И скажите мне, пожалуйста, дорогие бурасовские адвокаты, чтО Синявскому в лагере делать было больше нечего, как размышлять, по той причине или по этой вольняшка Бурас хотел расстрелять зека Синявского? На этой фразе наш вольный стрелок потерял в глазах Андрея какие бы то ни было признаки пола и звания и попал в общий шутовской хоровод… Тем более, что всё, что Бурас злобно выплёвывал в той серенаде, Синявский читал уже в показаниях вашего друга — Эсселя: и что Синявский — чёрный гений Даниэля, его злой рок и погубитель, и что он, Эссель, собственными бы руками… Наверное слишком много собственных рук пришлось тогда на Синявского… Эту вот атмосферу, своё тогдашнее, лагерное ощущение от происходящего на воле и постарался воссоздать Синявский в «Спокойной ночи».

И когда я сегодня читаю в ваших письмах, что бурасовская подлянка была сделана не из трусости, а из застарелой ревности, от любви, видите ли, к Даниэлю, простите, я не могу не вспомнить старую байку: как бьют деревенскую девку, а та, бедолага, размазывая сопли и слёзы, доказывает, что она в колодец не срала, а только рядом, а потом щепкой скинула.

Письмо Золотаревского, копию которого я тебе прилагаю, меня умилило. Ах ты, солнышко! Ах ты, наша дуся! Это надо же, какие у нас тонкие нравственные дифферансы: бурасовская жажда пострелять — это только «неуместный выкрик», а желание Синявского рассказать об этой поразившей его ситуации — «подлость».
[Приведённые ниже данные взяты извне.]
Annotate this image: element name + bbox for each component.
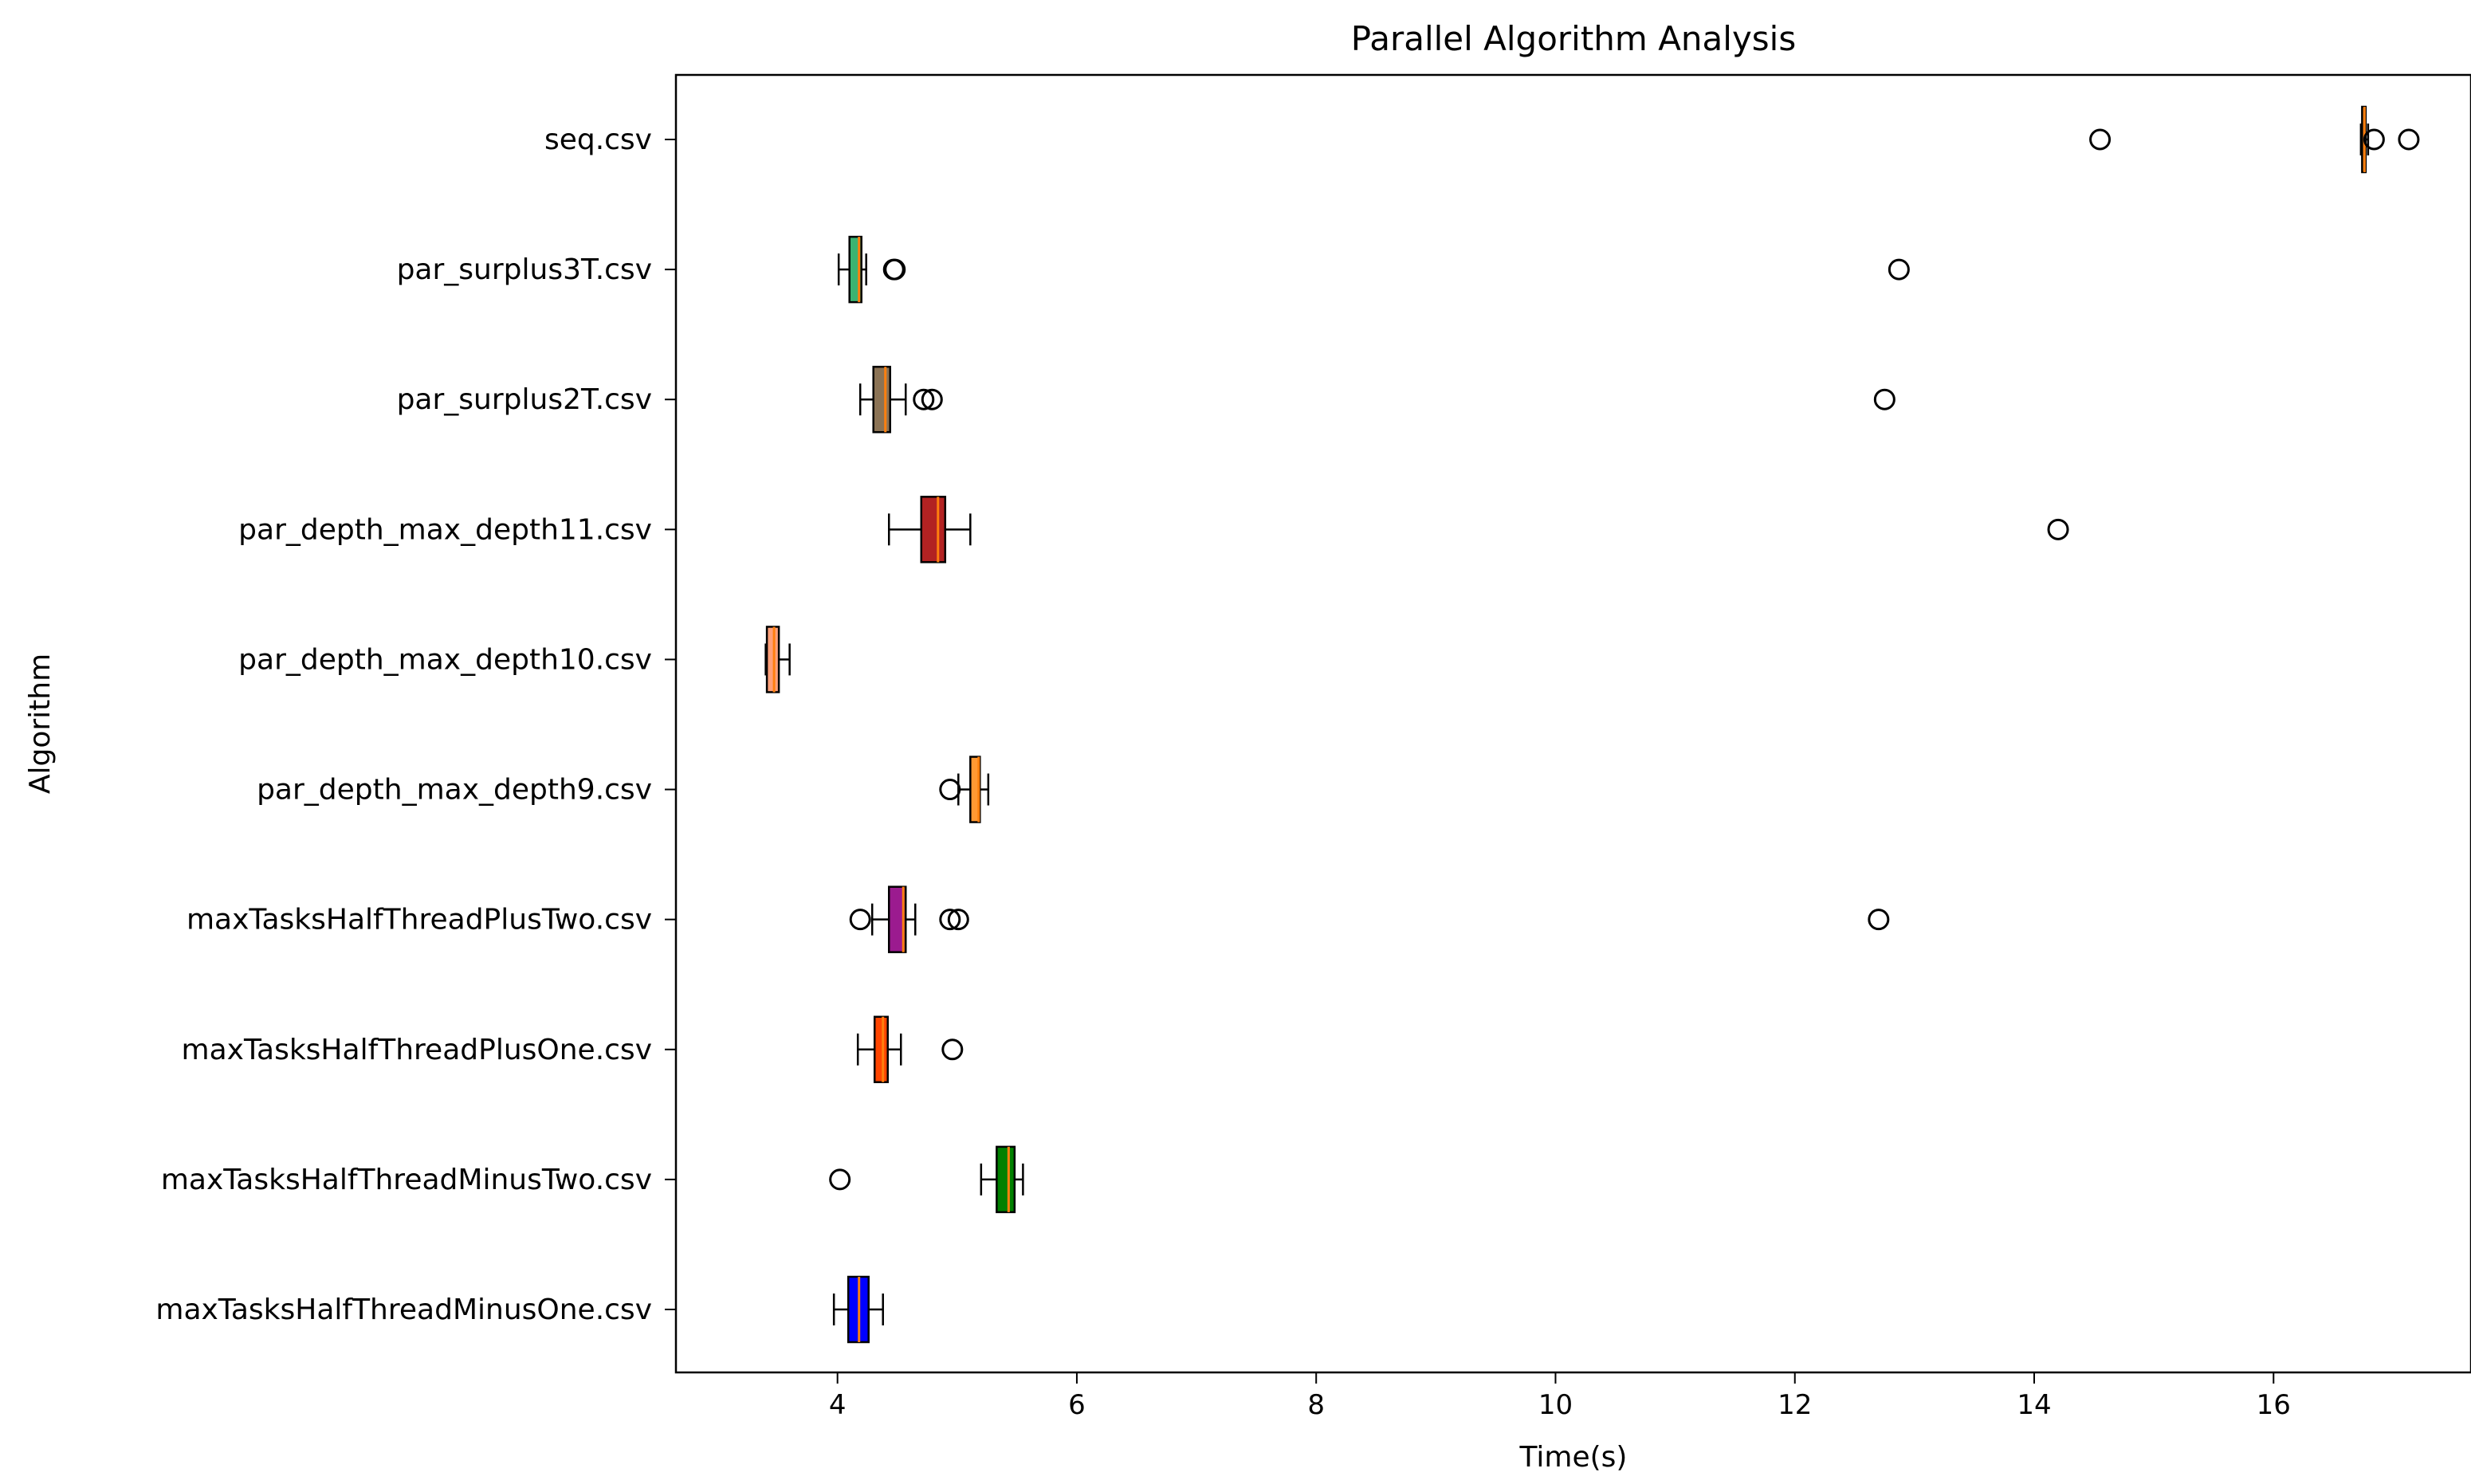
- x-tick-label: 4: [829, 1389, 847, 1421]
- outlier-point: [1888, 258, 1910, 281]
- x-tick-label: 16: [2257, 1389, 2291, 1421]
- box: [920, 496, 947, 563]
- box: [996, 1145, 1016, 1214]
- outlier-point: [939, 779, 961, 801]
- box: [887, 885, 907, 953]
- outlier-point: [1873, 388, 1895, 410]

Да и рассуждения Золотаревского о том, что удар по Бурасу задевает и Даниэля, тоже смешны и наивны: мы любили Даниэля, но это вовсе не означает, что мы обязались любить всех его друзей и знакомых: увы, нашего друга (как, впрочем, любого из нас) окружали не только светлые гении, рядом с ним было достаточно и дураков, и просто засранцев. Уж простите меня. Кстати, очень показательно, что Юлька, читавший «Спокойной ночи», не счёл нужным за Бураса заступаться: он мог быть снисходительным к своему школьному другу, но он прекрасно понимал, что Синявский имеет право Бураса не щадить. Да и ты, Ларка, толкуешь только о своей жалости к поганцу, но отнюдь не о его правоте…

Что же до великой храбрости Бураса, так трогательно воспетой в дурацком письме Золотаревского, то позволю не согласиться: был бы он на три копейки смелее, нашёл бы за те многие годы, что прошли между его пиф-пафом и синявским романом, время подумать, что же он тогда сделал, что сказал, каково нам было это выслушать, и, может быть, нашёл бы способ исправить содеянное.